There are many possible mechanisms by which NO deficiency can occur65 and several probably contribute to the age-dependent loss of NO production (discussed later).
L-arginine is the rate-limiting substrate for NO synthesis and in normal rodent and human beings L-arginine availability is well maintained,65 although fasting plasma L-arginine concentration decreases in the aging male SD rat.80 This suggests that L-arginine becomes an essential amino acid with aging, but as long as an adequate dietary source is available this should not impair NO production.
Increases in the plasma level of the endogenous NOS inhibitor, asymmetric dimethylarginine (ADMA), have been reported in healthy aging human beings, correlating with declines in renal plasma flow.20 There is no difference between the sexes in plasma ADMA levels at 69 and 25 years of age,20 but the increase in women is delayed until approximately 50 years of age81 and correlates with the delayed development of endothelial dysfunction.72 Oral arginine supplementation reverses endothelial dysfunction in healthy aged human beings,82 which may reflect competitive inhibition of the increased ADMA.

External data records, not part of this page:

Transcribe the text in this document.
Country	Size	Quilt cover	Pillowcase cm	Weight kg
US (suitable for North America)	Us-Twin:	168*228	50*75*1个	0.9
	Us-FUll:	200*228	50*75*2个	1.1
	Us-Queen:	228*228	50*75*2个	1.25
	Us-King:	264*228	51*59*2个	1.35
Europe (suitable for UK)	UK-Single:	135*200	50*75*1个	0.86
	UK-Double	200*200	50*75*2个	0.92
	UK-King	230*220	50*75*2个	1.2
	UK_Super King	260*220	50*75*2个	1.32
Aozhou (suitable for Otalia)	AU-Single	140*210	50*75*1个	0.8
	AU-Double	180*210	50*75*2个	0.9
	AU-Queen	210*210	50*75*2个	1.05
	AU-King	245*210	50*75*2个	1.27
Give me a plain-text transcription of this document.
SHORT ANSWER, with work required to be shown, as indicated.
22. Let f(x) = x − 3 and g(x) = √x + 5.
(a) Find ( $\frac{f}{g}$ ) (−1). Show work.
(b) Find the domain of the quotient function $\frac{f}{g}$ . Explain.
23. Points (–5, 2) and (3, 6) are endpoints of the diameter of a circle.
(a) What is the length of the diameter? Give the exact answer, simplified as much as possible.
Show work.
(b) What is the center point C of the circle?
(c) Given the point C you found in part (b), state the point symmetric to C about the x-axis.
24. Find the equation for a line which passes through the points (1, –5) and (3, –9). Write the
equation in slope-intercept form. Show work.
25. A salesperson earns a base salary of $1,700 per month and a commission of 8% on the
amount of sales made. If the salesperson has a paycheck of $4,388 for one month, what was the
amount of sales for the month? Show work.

Plasma ADMA level probably increases with age owing in part to reduced renal clearance. However, the predominant method of ADMA removal is by metabolism by dimethylarginine dimethylaminohydrolase (DDAH), and the kidney has the highest levels of DDAH of any organ. It is possible that renal and extrarenal DDAH activity decreases with age. This would explain the delayed increase in plasma ADMA in women because estrogen stimulates DDAH activity83 and oral 17-β estradiol replacement in postmenopausal women reduces plasma ADMA.84
Reactive oxygen species are a prime determinant of NOS activity, and oxidative stress occurs with aging. By reducing the availability of tetrahydrobiopterin (BH4), an essential cofactor for all the NOS, oxidative stress causes the NOS to become superoxide, rather than NO generators.85 Furthermore, increased ADMA will enhance superoxide production by the uncoupled NOS.86
In addition to decreased activity with age, declines occur in abundance of vascular endothelial eNOS85 and renal cortical neuronal NOS (nNOS)α isoform.67 This is associated with kidney injury rather than aging per se because the female SD rate shows neither age-dependent kidney damage nor a decrease in renal cortical nNOSα levels.67
In summary, endothelial NO production is preserved longer in aging women, probably owing to protective actions of the estrogens. The age-dependent decrease in total NO production probably is caused by increases in circulating ADMA. This causes endothelial dysfunction, which accelerates age-induced CKD. The declining abundance of the renal nNOS also may contribute to the age-dependent CKD. Delays in appearance of endothelial dysfunction and loss of renal nNOS probably protect the female kidney from age-dependent damage and dysfunction. In addition to reduction in NO production, the increased oxidative stress attenuates NO signaling and increased deposition of advanced glycation end products,87 and also prevents access or egress of NO, further promoting the net NO deficiency.